Healey also draws good reviews for her handling of a highly toxic bit of Romney-era business: smoothing over relations with city and town officials infuriated by deep cuts in state aid. Sent barnstorming across the state to deal with the locals last year, Healey was often met with unconcealed anger from these mostly Democratic officials who saw her presence as insult added to injury. “The meetings with mayors at times were a public scream fest,” she recalls. Eighteen months and scores of follow-up meetings later, many fiscally strapped communities are still anti-Romney. But recent local-aid increases, along with executive-branch efforts to help ease local budget woes, have earned the administration — and especially Healey — significant credit. “She is seen as absolutely committed to schooling herself about what's happening on the local level,” reports Geoffrey Beckwith, director of the Massachusetts Municipal Association, the lobbying arm of local governments. “People who dismiss the lieutenant governor's intellect do so at their own peril.”
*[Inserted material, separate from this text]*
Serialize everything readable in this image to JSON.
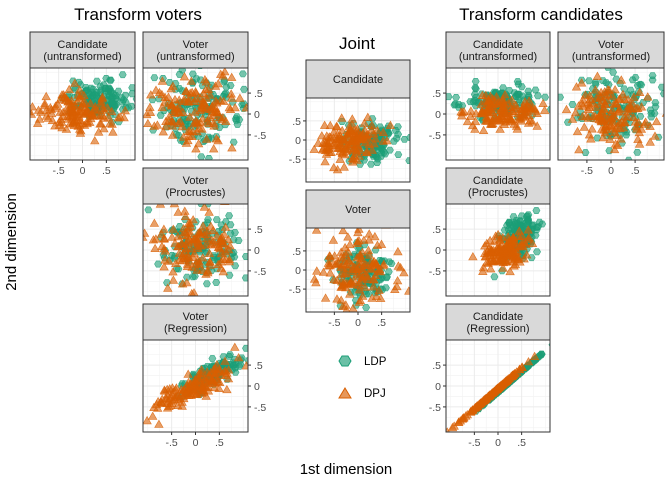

Of course, intelligence and her work ethic, it should be recalled, were never widely seen as Jane Swift's major shortcomings, either. Trust was a different story. Too often, Swift couldn't take a joke or a punch, and the sight of it on TV failed to nurture public confidence.

Healey is preparing for all contingencies. Her foray into John Kerry bashing — a litany of his missed Senate votes and a public call for his resignation — was just a preview of coming attractions. And Healey assiduously logs the face-to-face schmoozing Swift rarely found time for. She regularly invites members of the local print and broadcast media to her office for casual, off-the-record lunches, pumping at least one female TV personality for makeup and hairstyling tips.

Maybe the best indication of whether Kerry Healey will lick the low expectations some have of her as a potential governor comes from a blunt distinction she offers between herself and her notably unsuccessful predecessor. “There are only three things Jane Swift and I have in common,” she says. “We're both female. We're both Republicans. And we're both lieutenant governors.”